Tudo o que diz o que não diz,

E a alma sonha, diferente e distraída.

Ó enigma visível do tempo, o nada vivo em que estamos!)”

Álvaro de Campos/Fernando Pessoa. Poesias. Lisboa: Ática, 1944 (imp. 1993), p. 51.

 

A terra entrou na sala. O fora converteu-se em dentro. Thierry Ferreira trouxe para a Quase Galeria pedaços do território, substâncias e materiais que residem no nosso entorno. Agarrando em torrões de terra, alquimicamente, trouxe-lhes um alento poético.

O que é a Terra com maiúscula que difere da terra com minúscula? A Terra equivale a esse globo que nos ensinaram. Afinal é a Terra que gira em torno do Sol, exclamava-se. Esse round and around que nos fascina tanto quanto se destrói e entristece. A Terra é um globo de plástico onde se aprendem território e autonomias que divergem na História. Os mapas – apesar de planificados, também encarnam os dinamismos que despenteiam os países.

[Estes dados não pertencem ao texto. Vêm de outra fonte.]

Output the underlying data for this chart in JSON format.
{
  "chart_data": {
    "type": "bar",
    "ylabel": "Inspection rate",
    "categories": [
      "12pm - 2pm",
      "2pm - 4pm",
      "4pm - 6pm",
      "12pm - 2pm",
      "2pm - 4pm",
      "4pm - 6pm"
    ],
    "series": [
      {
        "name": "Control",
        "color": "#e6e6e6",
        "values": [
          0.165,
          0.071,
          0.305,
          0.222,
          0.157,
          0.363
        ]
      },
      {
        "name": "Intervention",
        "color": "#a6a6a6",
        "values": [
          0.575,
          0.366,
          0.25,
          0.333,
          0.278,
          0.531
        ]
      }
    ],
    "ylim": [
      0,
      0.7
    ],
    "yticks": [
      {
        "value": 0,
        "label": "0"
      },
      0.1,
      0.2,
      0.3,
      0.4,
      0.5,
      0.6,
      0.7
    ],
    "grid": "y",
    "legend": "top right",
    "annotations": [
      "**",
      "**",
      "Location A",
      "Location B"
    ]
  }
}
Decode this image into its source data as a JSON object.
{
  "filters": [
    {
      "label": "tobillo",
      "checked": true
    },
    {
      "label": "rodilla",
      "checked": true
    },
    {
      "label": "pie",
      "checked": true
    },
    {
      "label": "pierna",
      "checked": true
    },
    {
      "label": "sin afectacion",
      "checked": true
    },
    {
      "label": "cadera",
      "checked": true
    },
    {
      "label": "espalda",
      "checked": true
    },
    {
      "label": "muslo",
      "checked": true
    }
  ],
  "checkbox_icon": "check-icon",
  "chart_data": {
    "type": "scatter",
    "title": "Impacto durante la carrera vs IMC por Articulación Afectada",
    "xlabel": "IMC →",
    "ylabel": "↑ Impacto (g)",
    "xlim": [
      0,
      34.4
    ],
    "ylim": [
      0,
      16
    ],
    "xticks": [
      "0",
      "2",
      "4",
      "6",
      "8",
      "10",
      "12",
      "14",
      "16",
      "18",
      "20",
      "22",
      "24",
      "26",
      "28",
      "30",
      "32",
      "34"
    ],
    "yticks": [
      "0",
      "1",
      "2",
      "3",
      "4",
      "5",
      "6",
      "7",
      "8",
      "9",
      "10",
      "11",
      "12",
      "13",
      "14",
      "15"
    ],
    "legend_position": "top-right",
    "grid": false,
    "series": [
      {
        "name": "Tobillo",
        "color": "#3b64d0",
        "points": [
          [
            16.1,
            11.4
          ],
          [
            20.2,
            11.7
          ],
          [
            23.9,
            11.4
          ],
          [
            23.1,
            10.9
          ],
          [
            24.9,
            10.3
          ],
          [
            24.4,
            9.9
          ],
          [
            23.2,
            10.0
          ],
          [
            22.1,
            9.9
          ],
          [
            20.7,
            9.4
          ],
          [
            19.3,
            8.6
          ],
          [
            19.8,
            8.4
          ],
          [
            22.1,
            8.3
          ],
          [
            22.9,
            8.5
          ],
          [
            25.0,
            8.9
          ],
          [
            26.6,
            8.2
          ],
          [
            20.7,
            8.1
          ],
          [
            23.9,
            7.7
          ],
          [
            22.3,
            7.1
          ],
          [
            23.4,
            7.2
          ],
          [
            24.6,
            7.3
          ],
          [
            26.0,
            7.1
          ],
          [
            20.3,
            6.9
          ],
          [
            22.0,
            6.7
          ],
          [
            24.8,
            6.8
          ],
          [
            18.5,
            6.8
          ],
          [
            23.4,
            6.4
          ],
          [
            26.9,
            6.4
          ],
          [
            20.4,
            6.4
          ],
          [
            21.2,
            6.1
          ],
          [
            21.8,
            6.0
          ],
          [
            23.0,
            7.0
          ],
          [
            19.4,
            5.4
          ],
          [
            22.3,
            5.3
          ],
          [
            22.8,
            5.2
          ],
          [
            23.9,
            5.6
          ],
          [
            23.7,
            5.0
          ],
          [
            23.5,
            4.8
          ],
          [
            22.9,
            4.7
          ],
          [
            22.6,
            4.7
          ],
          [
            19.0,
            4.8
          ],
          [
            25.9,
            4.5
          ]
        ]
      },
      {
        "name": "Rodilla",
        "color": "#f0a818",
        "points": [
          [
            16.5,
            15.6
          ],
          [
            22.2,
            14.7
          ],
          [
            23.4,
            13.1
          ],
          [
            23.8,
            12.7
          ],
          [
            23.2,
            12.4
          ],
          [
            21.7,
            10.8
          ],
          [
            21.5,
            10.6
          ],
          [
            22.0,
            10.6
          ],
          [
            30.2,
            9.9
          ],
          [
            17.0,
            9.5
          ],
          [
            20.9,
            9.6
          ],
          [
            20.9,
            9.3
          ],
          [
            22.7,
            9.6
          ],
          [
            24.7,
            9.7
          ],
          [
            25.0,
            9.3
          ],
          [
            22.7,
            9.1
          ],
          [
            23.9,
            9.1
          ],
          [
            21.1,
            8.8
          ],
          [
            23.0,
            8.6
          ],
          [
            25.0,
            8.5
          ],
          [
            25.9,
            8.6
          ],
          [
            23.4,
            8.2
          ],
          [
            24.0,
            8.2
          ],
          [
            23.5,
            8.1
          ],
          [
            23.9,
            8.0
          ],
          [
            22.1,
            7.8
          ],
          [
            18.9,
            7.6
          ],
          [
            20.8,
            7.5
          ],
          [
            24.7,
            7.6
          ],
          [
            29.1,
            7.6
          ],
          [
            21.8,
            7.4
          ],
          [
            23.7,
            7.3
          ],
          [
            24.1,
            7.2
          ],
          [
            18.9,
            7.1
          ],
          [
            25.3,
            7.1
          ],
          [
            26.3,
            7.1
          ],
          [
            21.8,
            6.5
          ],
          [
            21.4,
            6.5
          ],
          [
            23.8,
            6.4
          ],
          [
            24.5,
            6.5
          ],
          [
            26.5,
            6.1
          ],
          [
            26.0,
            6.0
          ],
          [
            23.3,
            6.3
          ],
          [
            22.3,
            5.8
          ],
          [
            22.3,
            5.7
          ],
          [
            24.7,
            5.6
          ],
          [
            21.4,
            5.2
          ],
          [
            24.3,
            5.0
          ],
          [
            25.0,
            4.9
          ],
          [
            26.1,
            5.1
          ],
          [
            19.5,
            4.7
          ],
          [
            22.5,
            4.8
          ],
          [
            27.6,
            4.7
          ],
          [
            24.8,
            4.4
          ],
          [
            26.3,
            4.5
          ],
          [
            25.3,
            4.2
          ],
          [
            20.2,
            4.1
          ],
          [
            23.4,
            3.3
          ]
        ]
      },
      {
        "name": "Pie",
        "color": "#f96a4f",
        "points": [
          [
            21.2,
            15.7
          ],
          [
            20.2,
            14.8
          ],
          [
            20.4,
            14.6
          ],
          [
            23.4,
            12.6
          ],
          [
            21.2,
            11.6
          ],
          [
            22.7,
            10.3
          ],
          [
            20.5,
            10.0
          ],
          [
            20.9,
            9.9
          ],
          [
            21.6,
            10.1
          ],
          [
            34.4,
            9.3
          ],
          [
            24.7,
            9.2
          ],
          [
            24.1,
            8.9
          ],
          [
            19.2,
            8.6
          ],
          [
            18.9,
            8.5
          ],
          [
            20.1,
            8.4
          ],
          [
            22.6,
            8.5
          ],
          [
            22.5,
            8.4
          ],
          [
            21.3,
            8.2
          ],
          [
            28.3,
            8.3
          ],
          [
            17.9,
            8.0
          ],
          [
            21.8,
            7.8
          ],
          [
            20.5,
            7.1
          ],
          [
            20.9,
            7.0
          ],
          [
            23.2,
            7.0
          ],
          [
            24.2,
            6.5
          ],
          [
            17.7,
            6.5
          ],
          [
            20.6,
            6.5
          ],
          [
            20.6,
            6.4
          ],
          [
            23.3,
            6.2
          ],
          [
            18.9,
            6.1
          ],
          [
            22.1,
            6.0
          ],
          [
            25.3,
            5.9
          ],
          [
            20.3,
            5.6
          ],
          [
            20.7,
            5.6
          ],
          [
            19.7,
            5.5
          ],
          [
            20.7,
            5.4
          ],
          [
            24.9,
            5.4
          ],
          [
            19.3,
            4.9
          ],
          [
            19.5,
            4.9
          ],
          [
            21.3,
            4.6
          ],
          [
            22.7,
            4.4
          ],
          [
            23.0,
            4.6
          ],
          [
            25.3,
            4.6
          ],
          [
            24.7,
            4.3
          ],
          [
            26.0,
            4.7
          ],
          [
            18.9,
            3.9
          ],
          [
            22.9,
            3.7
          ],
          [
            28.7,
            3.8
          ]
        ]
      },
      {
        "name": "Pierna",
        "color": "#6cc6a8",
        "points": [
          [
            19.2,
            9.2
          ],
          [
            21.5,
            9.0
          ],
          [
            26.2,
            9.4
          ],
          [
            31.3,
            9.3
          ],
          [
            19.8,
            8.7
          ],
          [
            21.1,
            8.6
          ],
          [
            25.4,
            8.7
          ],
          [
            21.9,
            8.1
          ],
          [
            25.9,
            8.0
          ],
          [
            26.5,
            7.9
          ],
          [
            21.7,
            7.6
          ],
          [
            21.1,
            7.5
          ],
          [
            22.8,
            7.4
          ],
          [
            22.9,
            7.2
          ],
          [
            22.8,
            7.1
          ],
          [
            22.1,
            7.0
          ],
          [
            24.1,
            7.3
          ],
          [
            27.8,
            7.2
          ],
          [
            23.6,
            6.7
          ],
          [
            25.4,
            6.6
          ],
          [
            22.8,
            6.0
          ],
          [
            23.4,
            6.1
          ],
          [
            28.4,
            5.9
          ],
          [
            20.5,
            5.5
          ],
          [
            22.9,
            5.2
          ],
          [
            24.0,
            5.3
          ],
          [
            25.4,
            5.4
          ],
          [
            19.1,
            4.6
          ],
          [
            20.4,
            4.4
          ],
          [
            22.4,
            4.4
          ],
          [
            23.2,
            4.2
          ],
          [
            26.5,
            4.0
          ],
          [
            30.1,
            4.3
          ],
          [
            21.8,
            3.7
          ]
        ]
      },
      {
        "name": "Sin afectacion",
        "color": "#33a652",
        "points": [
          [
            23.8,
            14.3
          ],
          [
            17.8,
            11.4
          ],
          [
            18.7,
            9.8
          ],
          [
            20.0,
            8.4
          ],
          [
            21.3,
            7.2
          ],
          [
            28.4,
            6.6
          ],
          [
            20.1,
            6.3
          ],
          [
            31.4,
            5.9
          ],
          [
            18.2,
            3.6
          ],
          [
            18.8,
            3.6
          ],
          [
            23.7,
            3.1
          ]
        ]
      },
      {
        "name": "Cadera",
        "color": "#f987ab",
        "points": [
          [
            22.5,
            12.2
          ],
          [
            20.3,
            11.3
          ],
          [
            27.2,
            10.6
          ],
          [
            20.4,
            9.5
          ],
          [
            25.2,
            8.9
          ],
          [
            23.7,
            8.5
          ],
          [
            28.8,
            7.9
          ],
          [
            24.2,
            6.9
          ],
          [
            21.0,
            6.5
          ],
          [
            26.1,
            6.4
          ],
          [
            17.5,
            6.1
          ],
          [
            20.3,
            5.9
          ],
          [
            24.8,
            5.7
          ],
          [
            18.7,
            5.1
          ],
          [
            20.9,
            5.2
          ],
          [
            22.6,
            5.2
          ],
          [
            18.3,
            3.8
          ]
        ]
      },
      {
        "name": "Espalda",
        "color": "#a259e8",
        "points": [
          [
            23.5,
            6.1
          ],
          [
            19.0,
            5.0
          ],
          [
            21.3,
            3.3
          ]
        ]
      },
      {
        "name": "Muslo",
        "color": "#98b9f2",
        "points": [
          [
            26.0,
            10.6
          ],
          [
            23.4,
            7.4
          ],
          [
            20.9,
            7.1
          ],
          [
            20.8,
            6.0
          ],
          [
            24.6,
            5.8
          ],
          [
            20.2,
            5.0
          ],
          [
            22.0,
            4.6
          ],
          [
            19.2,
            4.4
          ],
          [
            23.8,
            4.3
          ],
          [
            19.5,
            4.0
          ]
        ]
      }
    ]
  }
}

Neste projeto específico que configura a sala como um todo, onde cada obra, cada peça cumpre o seu desígnio, transformou-se num magno pensante. Como pessoas, entrando nessa Terra que é de outrem e, simultaneamente, de cada um, destacamos os elementos que nos seduzem ou amedrontam. Outorgamos-lhes qualidades e neles reconhecemos similitudes, afinidades ou confrontos. Da terra sai o barro que, compactado e, depois, a dissolver-se, experimente a magia da mão que o toca. Como visitantes, poderemos esculpir esse produto resgatado da terra, o barro que agarra os nossos vestígios. O barro passa a conter as nossas impressões, nele gravamos as nossas evidências das mãos. Marcamos, nessa pasta húmida que amacia a pele, compartilhamos pequenas identidades: modelamos com leveza ou com violência que nos solta. Pertencemos sempre à terra que é da Terra.

De algum modo, talvez de muitos, retrocedemos até ao mais originário: a ação de premir, de pressionar, de imitar as formas dos corpos, dos animais ou dos arvoredos. Vemos na pasta de barro, os rastos desprendidos de grandes secas, a aridez desertificada da desumanidade. A terra faz-se em pó.

É o pó da terra que serve a pintura, regularizada geometricamente por estruturas de pensamento que funcionam como uma linguagem visual em prol de ser civilizada. De ser compreendida, como se fosse necessário pensar com a razão e não bastasse o cheiro a barro, a moleza do tato, a cor densa que se agarra às palmas das mãos ou à pele da pintura que é o papel de lixa. Alisamos as ideias, todavia, as asperezas perpassam: perduram ainda que dissimuladas como o impacto de frases silenciadas.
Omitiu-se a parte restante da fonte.